A baby boy picks up a utensil. He calls it a fork, when it is actually a spoon. Is he wrong? How do we know that it is a spoon? What defines a spoon? The answer lies in the haecceity, or thisness of the spoon: it's characteristics and properties that define it. What gives things these characteristics and definitions? The only reason that we, as a society, know the difference between a spoon and a fork is because we were taught the characteristics of each as a young child and these notions have been passed down through generations and are reflected in dictionaries, etc. As defined by Garfinkel, the documentary method of interpretation is the method used to make sense of such social means such as why a spoon is understood to be a spoon among societies. This method helps us recognize patterns in social situations and rationalize things for ourselves while interpreting our surroundings. The forks and spoons that the baby plays with are reinforcing that the baby is in a kitchen. The patterns of cutlery, chairs, tables, food, etc., are all justification that the setting is a kitchen because of their relevancy to the kitchen environment.

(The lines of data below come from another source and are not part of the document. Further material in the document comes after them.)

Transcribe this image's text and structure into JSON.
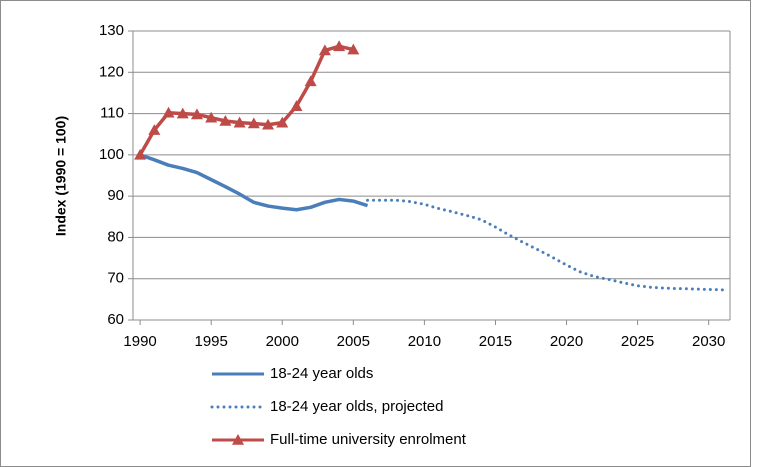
{
  "chart_data": {
    "type": "line",
    "y_label": "Index (1990 = 100)",
    "x": [
      1990,
      1991,
      1992,
      1993,
      1994,
      1995,
      1996,
      1997,
      1998,
      1999,
      2000,
      2001,
      2002,
      2003,
      2004,
      2005,
      2006,
      2007,
      2008,
      2009,
      2010,
      2011,
      2012,
      2013,
      2014,
      2015,
      2016,
      2017,
      2018,
      2019,
      2020,
      2021,
      2022,
      2023,
      2024,
      2025,
      2026,
      2027,
      2028,
      2029,
      2030,
      2031
    ],
    "xlim": [
      1989.5,
      2031.5
    ],
    "xticks": [
      1990,
      1995,
      2000,
      2005,
      2010,
      2015,
      2020,
      2025,
      2030
    ],
    "ylim": [
      60,
      130
    ],
    "yticks": [
      60,
      70,
      80,
      90,
      100,
      110,
      120,
      130
    ],
    "grid": true,
    "legend": "bottom",
    "series": [
      {
        "name": "18-24 year olds",
        "color": "#4a7ebb",
        "style": "solid",
        "marker": "none",
        "values": [
          100,
          98.8,
          97.5,
          96.7,
          95.7,
          94,
          92.3,
          90.5,
          88.5,
          87.6,
          87.1,
          86.7,
          87.3,
          88.5,
          89.2,
          88.8,
          87.7,
          null,
          null,
          null,
          null,
          null,
          null,
          null,
          null,
          null,
          null,
          null,
          null,
          null,
          null,
          null,
          null,
          null,
          null,
          null,
          null,
          null,
          null,
          null,
          null,
          null
        ]
      },
      {
        "name": "18-24 year olds, projected",
        "color": "#4a7ebb",
        "style": "dotted",
        "marker": "none",
        "values": [
          null,
          null,
          null,
          null,
          null,
          null,
          null,
          null,
          null,
          null,
          null,
          null,
          null,
          null,
          null,
          null,
          89,
          89,
          89,
          88.7,
          88,
          87,
          86.2,
          85.3,
          84.3,
          82.5,
          80.5,
          78.7,
          77,
          75.2,
          73.3,
          71.6,
          70.5,
          69.8,
          69,
          68.3,
          67.9,
          67.7,
          67.6,
          67.5,
          67.4,
          67.3
        ]
      },
      {
        "name": "Full-time university enrolment",
        "color": "#be4b48",
        "style": "solid",
        "marker": "triangle",
        "values": [
          100,
          106,
          110.2,
          110,
          109.8,
          109,
          108.2,
          107.8,
          107.6,
          107.3,
          107.8,
          111.8,
          117.8,
          125.3,
          126.3,
          125.5,
          null,
          null,
          null,
          null,
          null,
          null,
          null,
          null,
          null,
          null,
          null,
          null,
          null,
          null,
          null,
          null,
          null,
          null,
          null,
          null,
          null,
          null,
          null,
          null,
          null,
          null
        ]
      }
    ]
  }
}
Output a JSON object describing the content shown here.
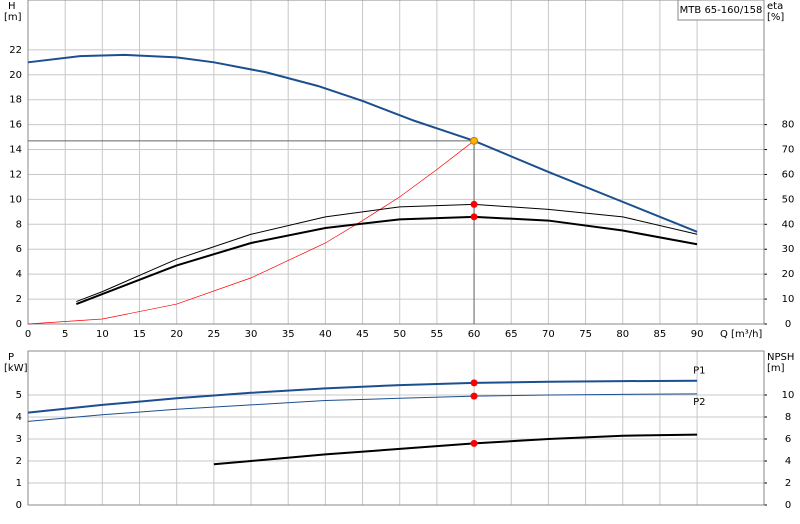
{
  "chart_data": [
    {
      "type": "line",
      "title": "MTB 65-160/158",
      "y_label": "H",
      "y_unit": "[m]",
      "y2_label": "eta",
      "y2_unit": "[%]",
      "x_label": "Q [m³/h]",
      "xlim": [
        0,
        99
      ],
      "xticks": [
        0,
        5,
        10,
        15,
        20,
        25,
        30,
        35,
        40,
        45,
        50,
        55,
        60,
        65,
        70,
        75,
        80,
        85,
        90
      ],
      "ylim": [
        0,
        26
      ],
      "yticks": [
        0,
        2,
        4,
        6,
        8,
        10,
        12,
        14,
        16,
        18,
        20,
        22
      ],
      "y2lim": [
        0,
        130
      ],
      "y2ticks": [
        0,
        10,
        20,
        30,
        40,
        50,
        60,
        70,
        80
      ],
      "grid": true,
      "series": [
        {
          "color": "#1c4f8f",
          "width": 2,
          "x": [
            0,
            7,
            13,
            20,
            25,
            32,
            39,
            45,
            52,
            60,
            70,
            80,
            90
          ],
          "values": [
            21.0,
            21.5,
            21.6,
            21.4,
            21.0,
            20.2,
            19.1,
            17.9,
            16.3,
            14.7,
            12.2,
            9.8,
            7.4
          ]
        },
        {
          "color": "#ff0000",
          "width": 0.7,
          "x": [
            0,
            10,
            20,
            30,
            40,
            45,
            50,
            55,
            60
          ],
          "values": [
            0,
            0.4,
            1.6,
            3.7,
            6.5,
            8.3,
            10.2,
            12.4,
            14.7
          ]
        },
        {
          "color": "#000000",
          "width": 1,
          "axis": "y2",
          "x": [
            6.5,
            10,
            20,
            30,
            40,
            50,
            60,
            70,
            80,
            90
          ],
          "values": [
            9,
            13,
            26,
            36,
            43,
            47,
            48,
            46,
            43,
            36
          ]
        },
        {
          "color": "#000000",
          "width": 2,
          "axis": "y2",
          "x": [
            6.5,
            10,
            20,
            30,
            40,
            50,
            60,
            70,
            80,
            90
          ],
          "values": [
            8,
            12,
            23.5,
            32.5,
            38.5,
            42,
            43,
            41.5,
            37.5,
            32
          ]
        }
      ],
      "points": [
        {
          "x": 60,
          "y": 14.7,
          "color": "#ffb000",
          "crosshair": true
        },
        {
          "x": 60,
          "y": 48,
          "axis": "y2",
          "color": "#ff0000"
        },
        {
          "x": 60,
          "y": 43,
          "axis": "y2",
          "color": "#ff0000"
        }
      ]
    },
    {
      "type": "line",
      "y_label": "P",
      "y_unit": "[kW]",
      "y2_label": "NPSH",
      "y2_unit": "[m]",
      "xlim": [
        0,
        99
      ],
      "xticks": [
        0,
        5,
        10,
        15,
        20,
        25,
        30,
        35,
        40,
        45,
        50,
        55,
        60,
        65,
        70,
        75,
        80,
        85,
        90
      ],
      "ylim": [
        0,
        7
      ],
      "yticks": [
        0,
        1,
        2,
        3,
        4,
        5
      ],
      "y2lim": [
        0,
        14
      ],
      "y2ticks": [
        0,
        2,
        4,
        6,
        8,
        10
      ],
      "grid": true,
      "series": [
        {
          "name": "P1",
          "color": "#1c4f8f",
          "width": 2,
          "x": [
            0,
            10,
            20,
            30,
            40,
            50,
            60,
            70,
            80,
            90
          ],
          "values": [
            4.2,
            4.55,
            4.85,
            5.1,
            5.3,
            5.45,
            5.55,
            5.6,
            5.63,
            5.65
          ]
        },
        {
          "name": "P2",
          "color": "#1c4f8f",
          "width": 1,
          "x": [
            0,
            10,
            20,
            30,
            40,
            50,
            60,
            70,
            80,
            90
          ],
          "values": [
            3.8,
            4.1,
            4.35,
            4.55,
            4.75,
            4.85,
            4.95,
            5.0,
            5.03,
            5.05
          ]
        },
        {
          "color": "#000000",
          "width": 2,
          "axis": "y2",
          "x": [
            25,
            30,
            40,
            50,
            60,
            70,
            80,
            90
          ],
          "values": [
            3.7,
            4.0,
            4.6,
            5.1,
            5.6,
            6.0,
            6.3,
            6.4
          ]
        }
      ],
      "points": [
        {
          "x": 60,
          "y": 5.55,
          "color": "#ff0000"
        },
        {
          "x": 60,
          "y": 4.95,
          "color": "#ff0000"
        },
        {
          "x": 60,
          "y": 5.6,
          "axis": "y2",
          "color": "#ff0000"
        }
      ]
    }
  ]
}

In a review of Garfinkel's idea of ethnomethodology, John Heritage states that it is "utterly devoid of significant content [and is] preoccupied with narrow methodological concerns" (1986, pp 346). John also claimed that ethnomethodology was "lacking any methodology whatsoever, especially procedures of deciding validity and replicating accounts of the social world" (pp 347). I also found Grafinkel's terms within ethnomethodology very ambiguous and hard to understand. The definitions all seem very intertwined in that they all describe ways to rationalize and understand the social world in means that make sense to oneself.
Reference
Heritage, J 1986, Garfinkel and Ethnomethodology, vol. 15, no. 3, pp. 346-349, viewed 13 September 2012.